Precision for Medicine, which formed last year and has offices in Gaithersburg, Frederick and Cambridge, Mass., is the most recent venture launched by entrepreneurs Ethan D. Leder and Mark P. Clein. The pair formed a similar business in Bethesda, United BioSource Corp., which once employed about 1,600 researchers before being sold to Medco Health Solutions in 2010 for about $730 million.

“This financing will allow us to aggressively acquire and grow a unique portfolio of capabilities designed to deliver lower development costs, speed the time to market and improve success rates,” said Clein, Precision for Medicine president. The company has about 130 employees.

Germantown-based Intrexon Corp., a biotechnology company focused on the industrial engineering of synthetic biology, received $85.6 million in venture capital last quarter, the fourth largest deal in the nation. In the first quarter, Intrexon received $64.4 million as part of a $150 million investment round.
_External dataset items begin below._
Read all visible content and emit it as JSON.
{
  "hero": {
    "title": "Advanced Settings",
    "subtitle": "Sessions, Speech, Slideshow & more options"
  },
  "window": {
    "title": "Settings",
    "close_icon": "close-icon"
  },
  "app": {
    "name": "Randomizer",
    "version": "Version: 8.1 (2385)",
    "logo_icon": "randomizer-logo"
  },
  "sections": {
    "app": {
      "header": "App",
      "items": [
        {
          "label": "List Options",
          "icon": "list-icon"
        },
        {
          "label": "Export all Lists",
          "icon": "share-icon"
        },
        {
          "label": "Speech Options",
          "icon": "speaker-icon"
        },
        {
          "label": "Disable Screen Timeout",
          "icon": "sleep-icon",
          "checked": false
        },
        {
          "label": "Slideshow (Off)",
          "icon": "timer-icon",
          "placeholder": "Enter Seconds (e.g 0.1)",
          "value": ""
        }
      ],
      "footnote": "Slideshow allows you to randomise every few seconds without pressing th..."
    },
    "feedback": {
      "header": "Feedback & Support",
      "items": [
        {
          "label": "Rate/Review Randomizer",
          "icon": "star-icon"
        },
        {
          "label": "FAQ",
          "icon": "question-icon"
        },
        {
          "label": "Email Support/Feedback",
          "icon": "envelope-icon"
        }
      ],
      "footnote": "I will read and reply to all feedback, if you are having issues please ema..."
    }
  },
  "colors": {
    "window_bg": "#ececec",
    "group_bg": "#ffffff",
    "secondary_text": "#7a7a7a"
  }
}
The funds are being used to develop products and expand departments such as sales and marketing, and research and development. The company is in a “quiet period” due to recently filing forms to go public and could not provide further details, said Marie Rossi, a spokeswoman.

Those two deals accounted for about three-quarters of the $318.4 million in venture capital received by Maryland businesses last quarter, according to the MoneyTree Report. The study is released by PricewaterhouseCoopers and the National Venture Capital Association, based on data from Thomson Reuters. Maryland’s total last quarter was more than twice what it was in the first quarter and six times more than in the 2012 second quarter.

While the growth is encouraging, the question is whether that trend can continue, Mark Heesen, president of the association, said in a statement. “There will be no tech bubble,” he said. “[Information technology] investing will continue to be the bedrock of the venture industry — but at sustainable levels. Life sciences investment is poised for a slow and steady recovery, provided we can continue to see progress on the regulatory front.”

On Monday, officials with the Maryland Technology Development Corp. said that agency had disbursed $1.1 million to 14 companies through its technology transfer and commercialization fund since last September. The fund helps young businesses bring inventions to market.

Getting $75,000 each were Bethesda-based Brain Sentry, which developed a helmet-mounted sensor to detect concussion-causing blows; Gaithersburg-based ConverGene, a biotech focusing on cancer therapies; Frederick information technology company TimberRock Energy Solutions; and Gaithersburg female fertility company Pregmama.

Bethesda-based Weinberg Medical Physics, which makes imaging systems to detect breast cancer and guide the surgery process, received $60,000.